A total of 300,000 passengers flew between Edinburgh, Aberdeen and Lufthansa's main Frankfurt hub, and with Brussels Airlines between Edinburgh and the Belgian capital.
The increase from 2.1 per cent growth in 2015 came despite Brussels airport being closed for two months following a terrorist attack last March.
UK senior director Andreas Koster said Lufthansa had also cut seat capacity by 16 per cent on the Aberdeen route by using smaller aircraft because of the downturn in the oil industry.
He said the airline was upgrading its airport lounges and introducing new aircraft to improve quality and help take on increased competition, such as from Ryanair, which is to fly to Frankfurt's main airport for the first time after previously using Hahn, some 90 minutes away.
Lufthansa has also pledged to retain free food and drink, unlike some rivals like British Airways which have axed it on short-haul flights.
Mr Koster welcomed the minority Scottish Government's planned halving of the £13 air passenger duty (APD) on short-haul flights - if it is passed at Holyrood.
However, he said it was too early to predict its impact amid other potential factors, such as Brexit and airline competition.
He told The Scotsman: "If you reduce it, you reduce fares and trigger demand, without doubt.

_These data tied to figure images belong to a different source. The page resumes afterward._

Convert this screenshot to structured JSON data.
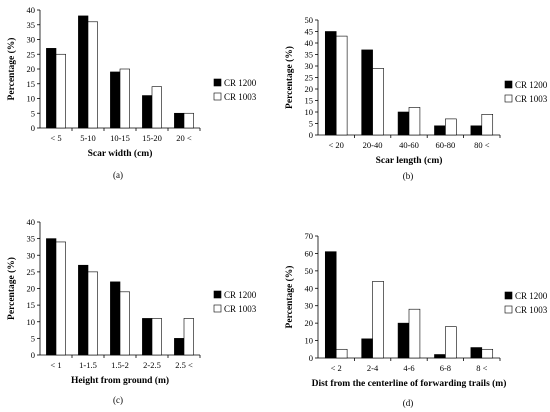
{
  "chart_data": [
    {
      "type": "bar",
      "panel": "(a)",
      "xlabel": "Scar width (cm)",
      "ylabel": "Percentage (%)",
      "categories": [
        "< 5",
        "5-10",
        "10-15",
        "15-20",
        "20 <"
      ],
      "ylim": [
        0,
        40
      ],
      "yticks": [
        0,
        5,
        10,
        15,
        20,
        25,
        30,
        35,
        40
      ],
      "series": [
        {
          "name": "CR 1200",
          "color": "#000000",
          "values": [
            27,
            38,
            19,
            11,
            5
          ]
        },
        {
          "name": "CR 1003",
          "color": "#ffffff",
          "values": [
            25,
            36,
            20,
            14,
            5
          ]
        }
      ]
    },
    {
      "type": "bar",
      "panel": "(b)",
      "xlabel": "Scar length (cm)",
      "ylabel": "Percentage (%)",
      "categories": [
        "< 20",
        "20-40",
        "40-60",
        "60-80",
        "80 <"
      ],
      "ylim": [
        0,
        50
      ],
      "yticks": [
        0,
        5,
        10,
        15,
        20,
        25,
        30,
        35,
        40,
        45,
        50
      ],
      "series": [
        {
          "name": "CR 1200",
          "color": "#000000",
          "values": [
            45,
            37,
            10,
            4,
            4
          ]
        },
        {
          "name": "CR 1003",
          "color": "#ffffff",
          "values": [
            43,
            29,
            12,
            7,
            9
          ]
        }
      ]
    },
    {
      "type": "bar",
      "panel": "(c)",
      "xlabel": "Height from ground (m)",
      "ylabel": "Percentage (%)",
      "categories": [
        "< 1",
        "1-1.5",
        "1.5-2",
        "2-2.5",
        "2.5 <"
      ],
      "ylim": [
        0,
        40
      ],
      "yticks": [
        0,
        5,
        10,
        15,
        20,
        25,
        30,
        35,
        40
      ],
      "series": [
        {
          "name": "CR 1200",
          "color": "#000000",
          "values": [
            35,
            27,
            22,
            11,
            5
          ]
        },
        {
          "name": "CR 1003",
          "color": "#ffffff",
          "values": [
            34,
            25,
            19,
            11,
            11
          ]
        }
      ]
    },
    {
      "type": "bar",
      "panel": "(d)",
      "xlabel": "Dist from the centerline of forwarding trails (m)",
      "ylabel": "Percentage (%)",
      "categories": [
        "< 2",
        "2-4",
        "4-6",
        "6-8",
        "8 <"
      ],
      "ylim": [
        0,
        70
      ],
      "yticks": [
        0,
        10,
        20,
        30,
        40,
        50,
        60,
        70
      ],
      "series": [
        {
          "name": "CR 1200",
          "color": "#000000",
          "values": [
            61,
            11,
            20,
            2,
            6
          ]
        },
        {
          "name": "CR 1003",
          "color": "#ffffff",
          "values": [
            5,
            44,
            28,
            18,
            5
          ]
        }
      ]
    }
  ]
}
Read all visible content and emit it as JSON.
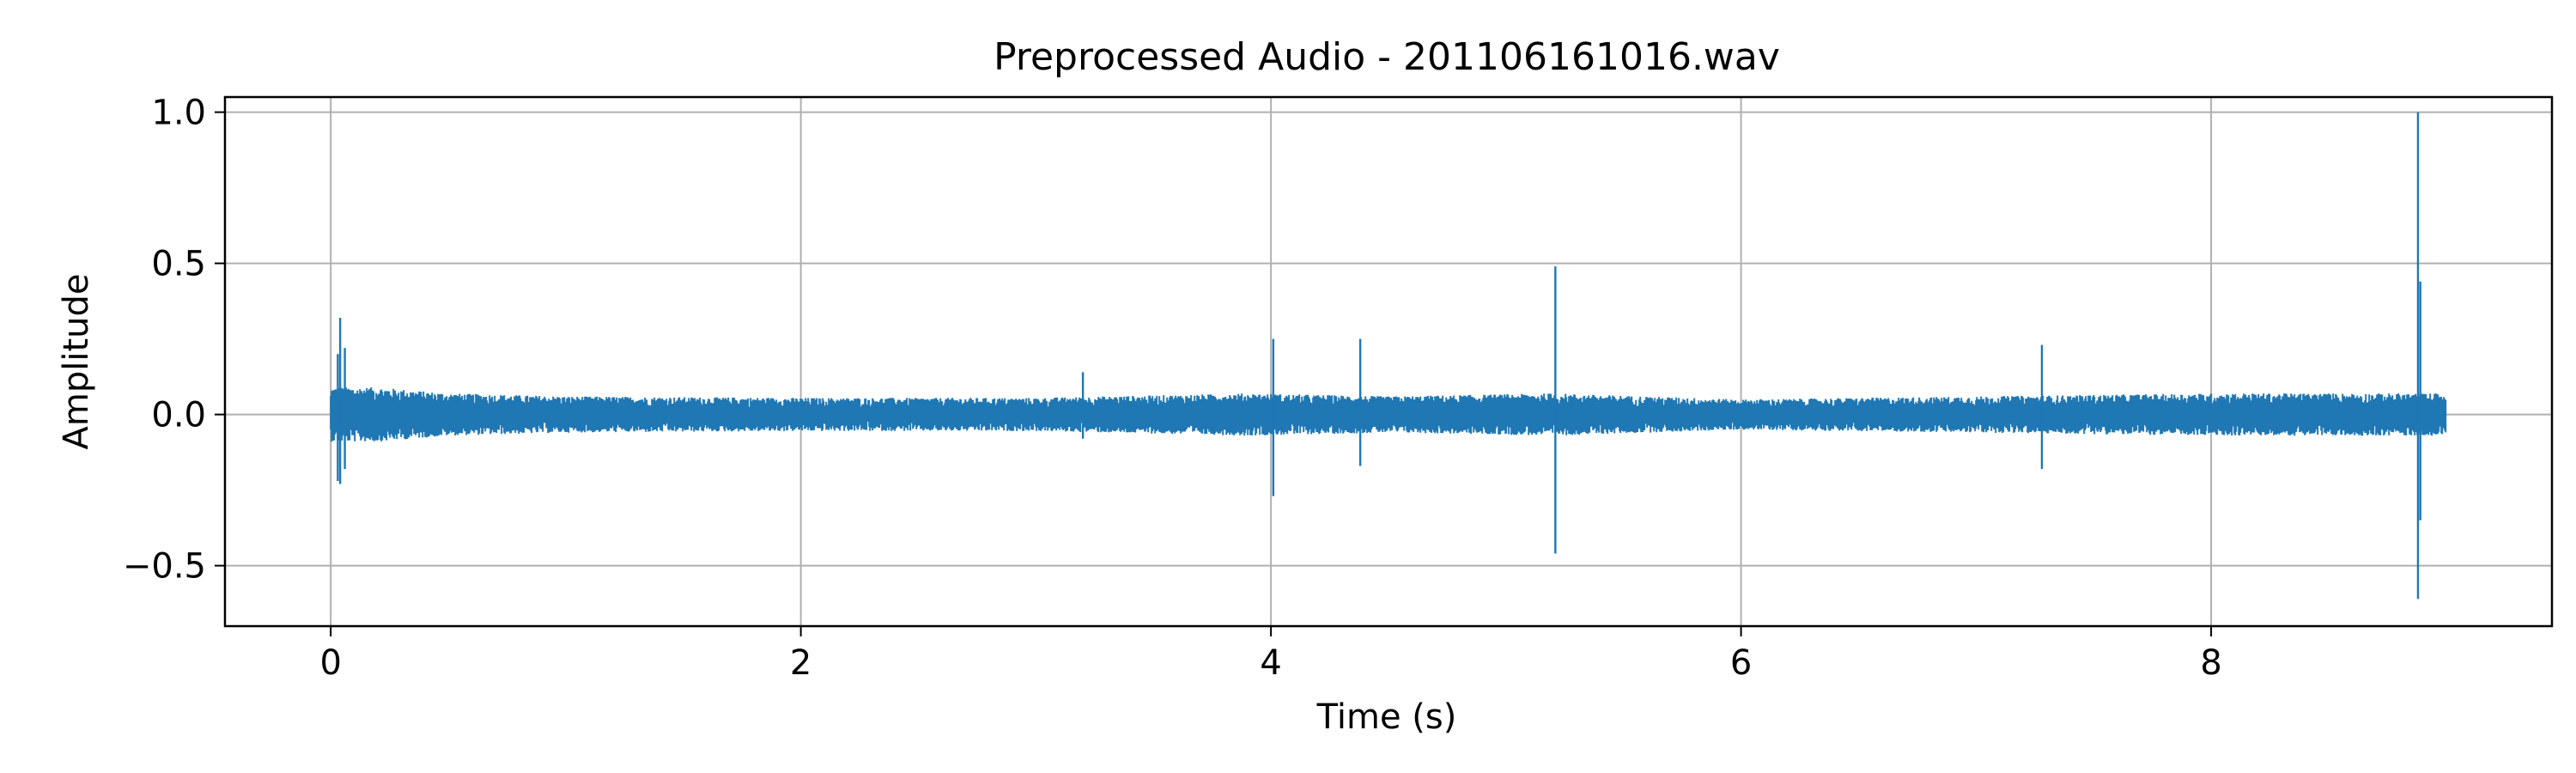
{
  "chart_data": {
    "type": "line",
    "title": "Preprocessed Audio - 201106161016.wav",
    "xlabel": "Time (s)",
    "ylabel": "Amplitude",
    "xlim": [
      -0.45,
      9.45
    ],
    "ylim": [
      -0.7,
      1.05
    ],
    "grid": true,
    "duration": 9.0,
    "color": "#1f77b4",
    "xticks": [
      {
        "value": 0,
        "label": "0"
      },
      {
        "value": 2,
        "label": "2"
      },
      {
        "value": 4,
        "label": "4"
      },
      {
        "value": 6,
        "label": "6"
      },
      {
        "value": 8,
        "label": "8"
      }
    ],
    "yticks": [
      {
        "value": 1.0,
        "label": "1.0"
      },
      {
        "value": 0.5,
        "label": "0.5"
      },
      {
        "value": 0.0,
        "label": "0.0"
      },
      {
        "value": -0.5,
        "label": "−0.5"
      }
    ],
    "envelope": [
      {
        "t": 0.0,
        "max": 0.09,
        "min": -0.09
      },
      {
        "t": 0.2,
        "max": 0.09,
        "min": -0.09
      },
      {
        "t": 0.5,
        "max": 0.07,
        "min": -0.07
      },
      {
        "t": 1.0,
        "max": 0.06,
        "min": -0.06
      },
      {
        "t": 2.0,
        "max": 0.055,
        "min": -0.055
      },
      {
        "t": 3.0,
        "max": 0.055,
        "min": -0.055
      },
      {
        "t": 3.9,
        "max": 0.07,
        "min": -0.07
      },
      {
        "t": 4.5,
        "max": 0.06,
        "min": -0.06
      },
      {
        "t": 5.2,
        "max": 0.07,
        "min": -0.07
      },
      {
        "t": 6.0,
        "max": 0.05,
        "min": -0.05
      },
      {
        "t": 7.0,
        "max": 0.06,
        "min": -0.06
      },
      {
        "t": 8.0,
        "max": 0.07,
        "min": -0.07
      },
      {
        "t": 9.0,
        "max": 0.07,
        "min": -0.07
      }
    ],
    "peaks": [
      {
        "t": 0.03,
        "max": 0.2,
        "min": -0.22
      },
      {
        "t": 0.04,
        "max": 0.32,
        "min": -0.23
      },
      {
        "t": 0.06,
        "max": 0.22,
        "min": -0.18
      },
      {
        "t": 3.2,
        "max": 0.14,
        "min": -0.08
      },
      {
        "t": 4.01,
        "max": 0.25,
        "min": -0.27
      },
      {
        "t": 4.38,
        "max": 0.25,
        "min": -0.17
      },
      {
        "t": 5.21,
        "max": 0.49,
        "min": -0.46
      },
      {
        "t": 7.28,
        "max": 0.23,
        "min": -0.18
      },
      {
        "t": 8.88,
        "max": 1.0,
        "min": -0.61
      },
      {
        "t": 8.89,
        "max": 0.44,
        "min": -0.35
      }
    ]
  }
}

"There may be a big potential for APD, but it may be offset by other effects."
Mr Koster said the tax reduction could potentially lead to fellow group airlines Austrian and Swiss launching routes in Scotland.
He said: "Other brands could be an option, depending on the development of demand.
"I'm not saying a new brand will come to Scotland next year, but we have the flexibility if there is demand for that."